Ideal Candidates Would Also Have:

• Experience with endotoxin testing or other microbiological tests
• Experience with low endotoxin recovery (LER) studies

Other Qualifications:

• Bachelor’s or advanced degree in Microbiology or Biology/Biological Sciences.
• Experience (7+yrs) in pharmaceutical microbiology, or equivalent with advanced degree

Working Conditions:

Work is performed in a cGMP compliant laboratory following techniques which require one to maintain a high attention to detail, to properly use Personal Protective Equipment (PPE) and to handle hazardous materials. Work may be required on weekdays, weekends, holidays, and during adverse weather conditions. Flexibility to work irregular hours on short notice.

Around the world, we are passionate about making an impact on the lives of patients with serious diseases. Empowered to apply our individual talents and diverse perspectives in an inclusive culture, our shared values of passion, innovation, urgency, accountability, inclusion and integrity bring out the highest potential of each of our colleagues.

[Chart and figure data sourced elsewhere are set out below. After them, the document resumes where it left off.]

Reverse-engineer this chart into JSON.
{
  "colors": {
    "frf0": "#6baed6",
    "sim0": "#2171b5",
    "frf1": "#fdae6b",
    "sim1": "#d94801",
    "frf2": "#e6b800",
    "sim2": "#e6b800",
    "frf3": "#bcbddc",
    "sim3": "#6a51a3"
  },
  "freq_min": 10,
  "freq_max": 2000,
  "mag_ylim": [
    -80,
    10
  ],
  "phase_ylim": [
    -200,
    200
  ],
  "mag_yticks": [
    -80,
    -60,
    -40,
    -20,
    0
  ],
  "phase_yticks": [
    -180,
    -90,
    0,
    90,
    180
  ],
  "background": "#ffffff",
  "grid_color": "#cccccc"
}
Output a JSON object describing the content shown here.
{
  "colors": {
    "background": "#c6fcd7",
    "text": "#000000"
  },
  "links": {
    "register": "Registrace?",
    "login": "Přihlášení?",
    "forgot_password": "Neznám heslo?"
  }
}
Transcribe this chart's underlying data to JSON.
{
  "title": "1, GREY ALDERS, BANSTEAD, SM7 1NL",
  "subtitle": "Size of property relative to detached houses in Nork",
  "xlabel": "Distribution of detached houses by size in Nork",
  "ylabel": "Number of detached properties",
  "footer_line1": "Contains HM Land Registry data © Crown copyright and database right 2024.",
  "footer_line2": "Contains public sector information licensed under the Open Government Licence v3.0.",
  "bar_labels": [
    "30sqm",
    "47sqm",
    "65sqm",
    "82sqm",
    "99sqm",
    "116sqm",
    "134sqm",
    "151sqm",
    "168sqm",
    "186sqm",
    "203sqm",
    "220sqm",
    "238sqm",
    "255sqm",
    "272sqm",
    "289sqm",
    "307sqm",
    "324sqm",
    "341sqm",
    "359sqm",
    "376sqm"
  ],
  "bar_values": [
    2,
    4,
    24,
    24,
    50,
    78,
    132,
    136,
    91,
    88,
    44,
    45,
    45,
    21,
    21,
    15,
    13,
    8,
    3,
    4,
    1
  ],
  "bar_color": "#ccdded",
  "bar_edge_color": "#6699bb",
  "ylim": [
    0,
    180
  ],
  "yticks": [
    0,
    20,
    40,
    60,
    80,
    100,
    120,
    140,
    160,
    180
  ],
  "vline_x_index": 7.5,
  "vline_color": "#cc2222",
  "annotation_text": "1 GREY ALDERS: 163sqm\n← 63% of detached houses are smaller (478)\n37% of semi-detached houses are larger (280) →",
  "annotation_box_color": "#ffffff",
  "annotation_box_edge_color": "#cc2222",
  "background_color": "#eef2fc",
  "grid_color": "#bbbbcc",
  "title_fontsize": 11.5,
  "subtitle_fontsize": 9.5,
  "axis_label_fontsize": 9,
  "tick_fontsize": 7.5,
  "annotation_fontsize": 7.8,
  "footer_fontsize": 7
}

Bristol Myers Squibb recognizes the importance of balance and flexibility in our work environment. We offer a wide variety of competitive benefits, services and programs that provide our employees with the resources to pursue their goals, both at work and in their personal lives.

Physical presence at the BMS worksite or physical presence in the field is an essential job function of this role which the Company deems critical to collaboration, innovation, productivity, employee well-being and engagement, and enhances the Company culture.

To protect the safety of our workforce, customers, patients and communities, the policy of the Company requires all employees and workers in the U.S. and Puerto Rico to be fully vaccinated against COVID-19, unless they have received an exception based on an approved request for a medical or religious reasonable accommodation. Therefore, all BMS applicants seeking a role located in the U.S. and Puerto Rico must confirm that they have already received or are willing to receive the full COVID-19 vaccination by their start date as a qualification of the role and condition of employment. This requirement is subject to state and local law restrictions and may not be applicable to employees working in certain jurisdictions such as Montana. This requirement is also subject to discussions with collective bargaining representatives in the U.S.

Our company is committed to ensuring that people with disabilities can excel through a transparent recruitment process, reasonable workplace adjustments and ongoing support in their roles. Applicants can request an approval of accommodation prior to accepting a job offer. If you require reasonable accommodation in completing this application or if you are applying to a role based in the U.S. or Puerto Rico and you believe that you are unable to receive a COVID-19 vaccine due to a medical condition or sincerely held religious belief, during or any part of the recruitment process, please direct your inquiries to adastaffingsupport@bms.com. Visit careers.bms.com/eeo-accessibility to access our complete Equal Employment Opportunity statement.

BMS will consider for employment qualified applicants with arrest and conviction records, pursuant to applicable laws in your area.

Any data processed in connection with role applications will be treated in accordance with applicable data privacy policies and regulations.